In this process molten metal is poured in the mold and allowed to solidify while the mold is rotating. Metal is poured into the center of the mold at its axis of rotation. Due to centrifugal force the liquid metal is thrown out towards the periphery.
Centrifugal casting is both gravity- and pressure-independent since it creates its own force feed using a temporary sand mold held in a spinning chamber at up to 900 N. Lead time varies with the application. Semi- and true-centrifugal processing permit 30–50 pieces/hr-mold to be produced, with a practical limit for batch processing of approximately 9000 kg total mass with a typical per-item limit of 2.3–4.5 kg.

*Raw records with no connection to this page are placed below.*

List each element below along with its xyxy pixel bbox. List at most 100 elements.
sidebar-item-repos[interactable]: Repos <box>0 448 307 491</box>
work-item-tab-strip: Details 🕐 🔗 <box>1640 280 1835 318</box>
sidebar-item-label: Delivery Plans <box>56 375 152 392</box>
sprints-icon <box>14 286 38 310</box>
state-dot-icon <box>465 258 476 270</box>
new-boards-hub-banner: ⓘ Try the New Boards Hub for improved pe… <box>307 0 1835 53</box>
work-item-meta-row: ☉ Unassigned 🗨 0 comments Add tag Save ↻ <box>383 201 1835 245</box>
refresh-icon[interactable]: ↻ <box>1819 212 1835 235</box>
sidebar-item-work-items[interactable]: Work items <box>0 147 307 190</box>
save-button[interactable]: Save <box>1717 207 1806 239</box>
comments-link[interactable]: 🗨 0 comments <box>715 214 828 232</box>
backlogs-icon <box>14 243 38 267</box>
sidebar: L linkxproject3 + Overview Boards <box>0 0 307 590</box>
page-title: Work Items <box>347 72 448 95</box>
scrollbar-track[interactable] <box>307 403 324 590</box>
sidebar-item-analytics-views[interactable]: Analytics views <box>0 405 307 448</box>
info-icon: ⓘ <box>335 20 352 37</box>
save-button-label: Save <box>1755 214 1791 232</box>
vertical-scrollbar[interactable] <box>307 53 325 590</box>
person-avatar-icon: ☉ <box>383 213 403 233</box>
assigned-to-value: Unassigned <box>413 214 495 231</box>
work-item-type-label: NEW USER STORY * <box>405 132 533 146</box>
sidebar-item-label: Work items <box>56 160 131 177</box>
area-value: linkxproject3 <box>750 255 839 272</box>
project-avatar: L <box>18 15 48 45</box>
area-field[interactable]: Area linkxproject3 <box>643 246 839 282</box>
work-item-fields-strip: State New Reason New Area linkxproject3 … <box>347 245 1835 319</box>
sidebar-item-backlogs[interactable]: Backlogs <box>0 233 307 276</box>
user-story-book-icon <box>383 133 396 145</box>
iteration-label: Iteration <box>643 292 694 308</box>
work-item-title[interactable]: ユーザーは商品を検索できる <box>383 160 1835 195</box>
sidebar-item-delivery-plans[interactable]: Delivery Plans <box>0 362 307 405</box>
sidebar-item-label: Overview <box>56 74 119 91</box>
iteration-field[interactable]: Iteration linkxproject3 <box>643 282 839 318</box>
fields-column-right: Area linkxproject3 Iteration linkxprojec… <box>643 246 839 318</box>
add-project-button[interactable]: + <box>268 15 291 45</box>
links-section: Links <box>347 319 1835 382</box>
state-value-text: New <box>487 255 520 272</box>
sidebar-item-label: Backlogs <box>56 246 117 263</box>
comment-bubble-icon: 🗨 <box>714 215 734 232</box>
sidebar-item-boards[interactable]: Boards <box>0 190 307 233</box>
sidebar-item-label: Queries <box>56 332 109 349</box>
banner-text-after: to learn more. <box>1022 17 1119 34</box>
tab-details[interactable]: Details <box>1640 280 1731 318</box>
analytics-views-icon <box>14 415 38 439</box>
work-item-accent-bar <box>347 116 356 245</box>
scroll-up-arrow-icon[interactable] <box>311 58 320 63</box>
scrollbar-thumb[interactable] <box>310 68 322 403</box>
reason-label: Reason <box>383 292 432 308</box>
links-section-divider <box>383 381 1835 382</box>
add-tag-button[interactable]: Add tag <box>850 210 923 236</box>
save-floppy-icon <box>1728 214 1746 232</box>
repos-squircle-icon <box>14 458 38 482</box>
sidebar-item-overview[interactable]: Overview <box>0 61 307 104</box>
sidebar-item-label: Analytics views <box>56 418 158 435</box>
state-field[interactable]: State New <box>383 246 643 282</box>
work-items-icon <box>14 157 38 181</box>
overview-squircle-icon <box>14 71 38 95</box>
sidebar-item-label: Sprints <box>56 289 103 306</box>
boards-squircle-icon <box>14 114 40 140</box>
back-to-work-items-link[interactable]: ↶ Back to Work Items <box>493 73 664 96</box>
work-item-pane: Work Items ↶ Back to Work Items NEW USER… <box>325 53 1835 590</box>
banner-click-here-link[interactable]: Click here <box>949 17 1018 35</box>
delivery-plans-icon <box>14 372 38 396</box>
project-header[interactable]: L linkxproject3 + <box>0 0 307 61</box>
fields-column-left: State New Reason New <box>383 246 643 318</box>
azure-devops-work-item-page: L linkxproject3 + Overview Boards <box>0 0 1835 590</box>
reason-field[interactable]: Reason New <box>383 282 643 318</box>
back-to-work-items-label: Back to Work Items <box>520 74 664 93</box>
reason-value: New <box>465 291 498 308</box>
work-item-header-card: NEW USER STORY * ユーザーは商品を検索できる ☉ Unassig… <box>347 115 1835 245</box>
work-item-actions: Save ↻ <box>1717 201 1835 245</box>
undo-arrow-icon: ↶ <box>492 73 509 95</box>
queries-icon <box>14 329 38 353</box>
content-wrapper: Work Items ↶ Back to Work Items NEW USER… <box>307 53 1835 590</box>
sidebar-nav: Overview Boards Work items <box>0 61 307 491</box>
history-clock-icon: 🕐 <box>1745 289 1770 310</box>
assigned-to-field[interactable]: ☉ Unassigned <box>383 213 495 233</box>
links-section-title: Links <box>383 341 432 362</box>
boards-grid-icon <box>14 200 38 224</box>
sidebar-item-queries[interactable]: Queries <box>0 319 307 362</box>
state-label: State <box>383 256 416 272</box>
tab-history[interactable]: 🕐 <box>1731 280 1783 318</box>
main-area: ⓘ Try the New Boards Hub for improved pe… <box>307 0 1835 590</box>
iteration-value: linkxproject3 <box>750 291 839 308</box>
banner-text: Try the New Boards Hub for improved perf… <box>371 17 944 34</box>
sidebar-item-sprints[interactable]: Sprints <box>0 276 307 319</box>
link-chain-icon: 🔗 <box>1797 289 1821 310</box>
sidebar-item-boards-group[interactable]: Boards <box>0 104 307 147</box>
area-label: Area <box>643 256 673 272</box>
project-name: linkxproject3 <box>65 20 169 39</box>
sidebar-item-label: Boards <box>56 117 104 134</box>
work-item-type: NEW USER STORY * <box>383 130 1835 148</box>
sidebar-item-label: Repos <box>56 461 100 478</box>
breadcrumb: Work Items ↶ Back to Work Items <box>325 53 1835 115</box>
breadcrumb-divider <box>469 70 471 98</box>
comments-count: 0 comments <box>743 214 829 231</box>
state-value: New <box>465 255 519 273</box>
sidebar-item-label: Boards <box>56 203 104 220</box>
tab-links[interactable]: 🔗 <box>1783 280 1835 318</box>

Industrially, the centrifugal casting of railway wheels was an early application of the method developed by the German industrial company Krupp and this capability enabled the rapid growth of the enterprise.
Small art pieces such as jewelry are often cast by this method using the lost wax process, as the forces enable the rather viscous liquid metals to flow through very small passages and into fine details such as leaves and petals. This effect is similar to the benefits from vacuum casting, also applied to jewelry casting.
Continuous casting is a refinement of the casting process for the continuous, high-volume production of metal sections with a constant cross-section. Molten metal is poured into an open-ended, water-cooled mold, which allows a ‘skin’ of solid metal to form over the still-liquid centre, gradually solidifying the metal from the outside in. After solidification, the strand, as it is sometimes called, is continuously withdrawn from the mold. Predetermined lengths of the strand can be cut off by either mechanical shears or traveling oxyacetylene torches and transferred to further forming processes, or to a stockpile. Cast sizes can range from strip (a few millimeters thick by about five meters wide) to billets (90 to 160 mm square) to slabs (1.25 m wide by 230 mm thick). Sometimes, the strand may undergo an initial hot rolling process before being cut.
Continuous casting is used due to the lower costs associated with continuous production of a standard product, and also increased quality of the final product. Metals such as steel, copper, aluminum and lead are continuously cast, with steel being the metal with the greatest tonnages cast using this method.